The economic stratification on Tour has also been reflected in the debate about whether players should be paid a nominal, per-tournament expense stipend, a rallying point on the TPA's agenda. For the well-heeled, an extra two or three grand a week is inconsequential, so they can afford to be ideological purists. "The PGA Tour is the ultimate form of capitalism, and paying people to miss the cut is a socialist idea," says Paul Azinger, 12th on the career money list.

Edwards sees it differently. "If Steve Kerr played in the first half of a basketball game but not the second, you wouldn't say he deserves nothing, would you?" he asks.

It was this question of expense compensation that pulled the trigger on the formation of the TPA. Edwards, a five-time winner from 1977 to '85, quit playing full time in 1988 and has since formed Royal Precision, Inc. (NASDAQ symbol: RIFL). Last season, at 46, Edwards returned to begin getting his game in shape for the Senior tour, and he was struck by the level of disaffection among the players.

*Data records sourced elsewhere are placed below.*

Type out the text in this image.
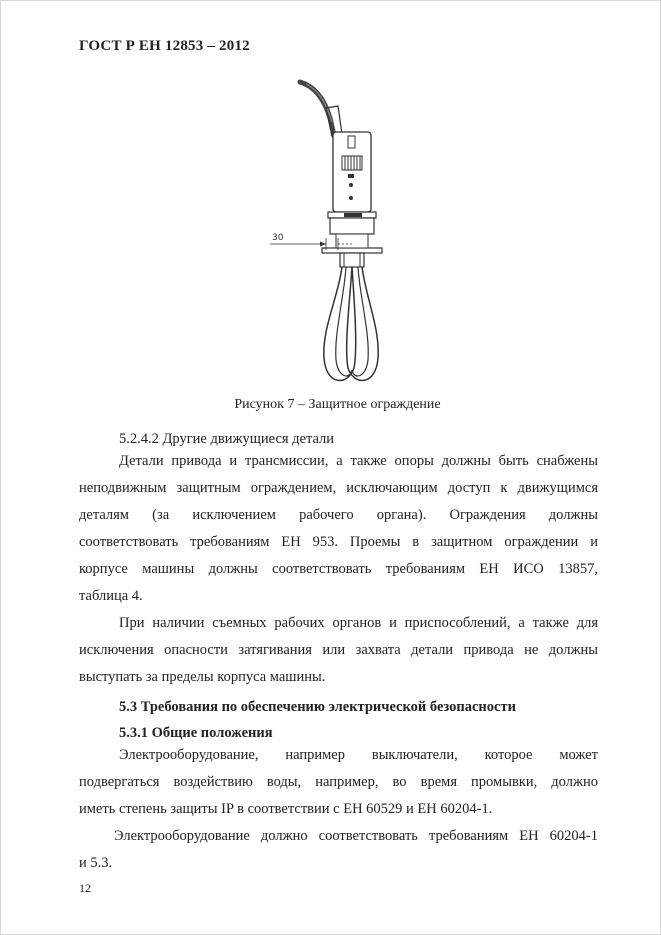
ГОСТ Р ЕН 12853 – 2012
30
Рисунок 7 – Защитное ограждение
5.2.4.2 Другие движущиеся детали
Детали привода и трансмиссии, а также опоры должны быть снабжены
неподвижным защитным ограждением, исключающим доступ к движущимся
деталям (за исключением рабочего органа). Ограждения должны
соответствовать требованиям ЕН 953. Проемы в защитном ограждении и
корпусе машины должны соответствовать требованиям ЕН ИСО 13857,
таблица 4.
При наличии съемных рабочих органов и приспособлений, а также для
исключения опасности затягивания или захвата детали привода не должны
выступать за пределы корпуса машины.
5.3 Требования по обеспечению электрической безопасности
5.3.1 Общие положения
Электрооборудование, например выключатели, которое может
подвергаться воздействию воды, например, во время промывки, должно
иметь степень защиты IP в соответствии с ЕН 60529 и ЕН 60204-1.
Электрооборудование должно соответствовать требованиям ЕН 60204-1
и 5.3.
12
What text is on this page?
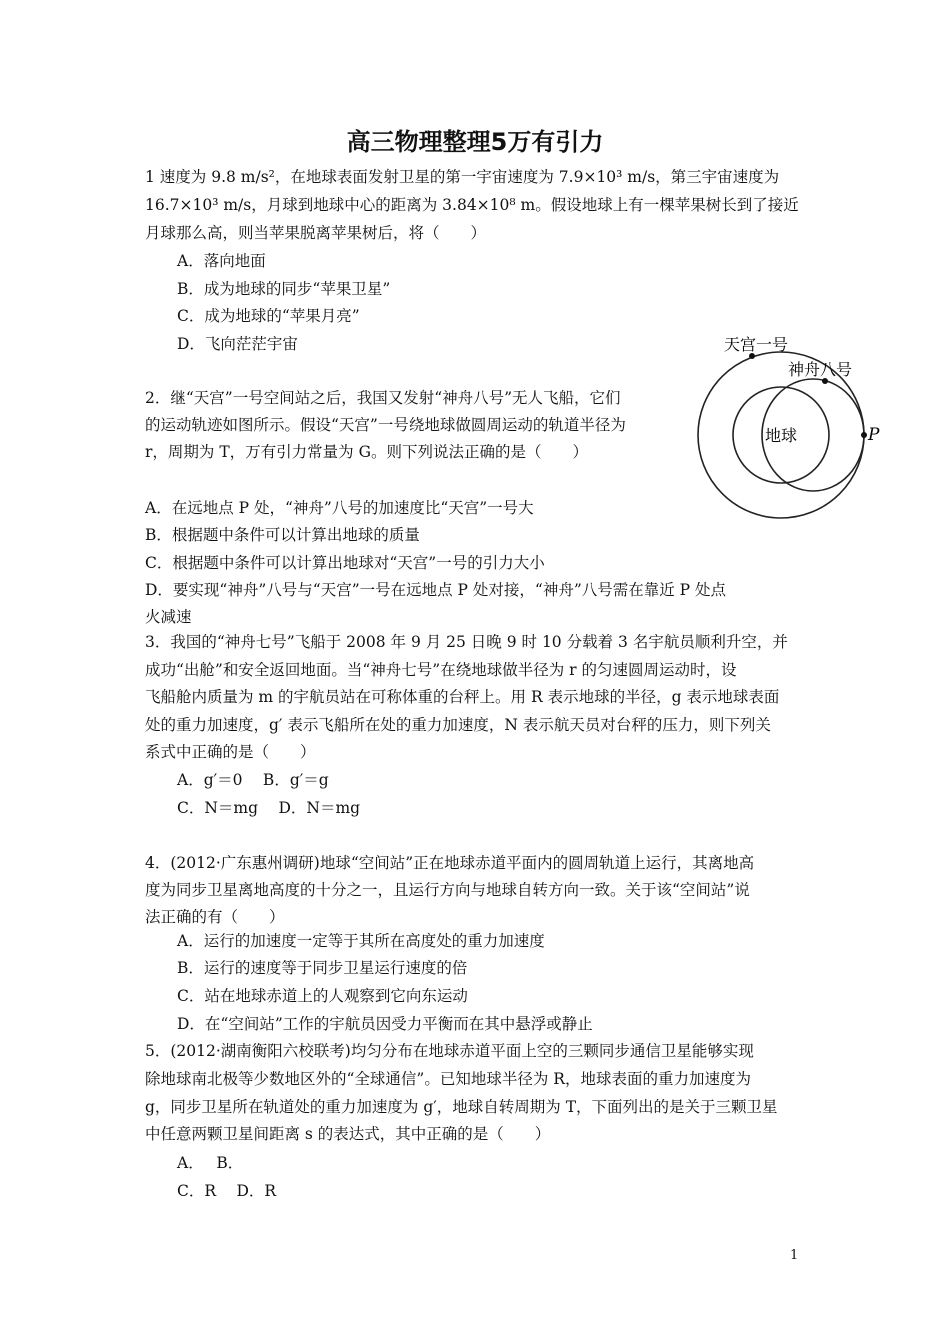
高三物理整理5万有引力
1 速度为 9.8 m/s²，在地球表面发射卫星的第一宇宙速度为 7.9×10³ m/s，第三宇宙速度为
16.7×10³ m/s，月球到地球中心的距离为 3.84×10⁸ m。假设地球上有一棵苹果树长到了接近
月球那么高，则当苹果脱离苹果树后，将（　　）
A．落向地面
B．成为地球的同步“苹果卫星”
C．成为地球的“苹果月亮”
D．飞向茫茫宇宙
2．继“天宫”一号空间站之后，我国又发射“神舟八号”无人飞船，它们
的运动轨迹如图所示。假设“天宫”一号绕地球做圆周运动的轨道半径为
r，周期为 T，万有引力常量为 G。则下列说法正确的是（　　）
A．在远地点 P 处，“神舟”八号的加速度比“天宫”一号大
B．根据题中条件可以计算出地球的质量
C．根据题中条件可以计算出地球对“天宫”一号的引力大小
D．要实现“神舟”八号与“天宫”一号在远地点 P 处对接，“神舟”八号需在靠近 P 处点
火减速
天宫一号
神舟八号
地球	P
3．我国的“神舟七号”飞船于 2008 年 9 月 25 日晚 9 时 10 分载着 3 名宇航员顺利升空，并
成功“出舱”和安全返回地面。当“神舟七号”在绕地球做半径为 r 的匀速圆周运动时，设
飞船舱内质量为 m 的宇航员站在可称体重的台秤上。用 R 表示地球的半径，g 表示地球表面
处的重力加速度，g′ 表示飞船所在处的重力加速度，N 表示航天员对台秤的压力，则下列关
系式中正确的是（　　）
A．g′＝0　 B．g′＝g
C．N＝mg　 D．N＝mg
4．(2012·广东惠州调研)地球“空间站”正在地球赤道平面内的圆周轨道上运行，其离地高
度为同步卫星离地高度的十分之一，且运行方向与地球自转方向一致。关于该“空间站”说
法正确的有（　　）
A．运行的加速度一定等于其所在高度处的重力加速度
B．运行的速度等于同步卫星运行速度的倍
C．站在地球赤道上的人观察到它向东运动
D．在“空间站”工作的宇航员因受力平衡而在其中悬浮或静止
5．(2012·湖南衡阳六校联考)均匀分布在地球赤道平面上空的三颗同步通信卫星能够实现
除地球南北极等少数地区外的“全球通信”。已知地球半径为 R，地球表面的重力加速度为
g，同步卫星所在轨道处的重力加速度为 g′，地球自转周期为 T，下面列出的是关于三颗卫星
中任意两颗卫星间距离 s 的表达式，其中正确的是（　　）
A．　 B．
C．R　 D．R
1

Over the next year he had talks with dozens of them, and on at least three occasions he spoke with Finchem. During one of those conversations, Edwards raised the possibility of an expense stipend, and by his account Finchem said that the vast majority of the players opposed it. This contradicted everything Edwards had heard, so he drafted a questionnaire and about 80 players responded. According to Edwards, 95% were in favor of expense compensation, but the answers to two other questions "were kind of shocking," he says. Asked if "the current system of player representation has been open and responsive to player ideas, and [whether] this system has produced trust and confidence," Edwards says about 80% responded no. To the question, "Do you believe that an independent players' association with professional leadership would be more likely to be productive in achieving these concerns," he says that between 85% and 90% said yes.

Edwards took his data to Larry Rinker, a friend who in 1993 had met with considerable resistance when he tried to hire an attorney to act as a liaison between the players and the Tour. Edwards and Rinker then contacted a lawyer, Leonard Decof. A soft-spoken resident of Providence, Decof has been public enemy number 1 in the eyes of the Tour ever since representing Karsten Manufacturing against it in the so-called square-grooves case of the early '90s. Experts viewed the eventual settlement of that case as a decisive victory for Karsten.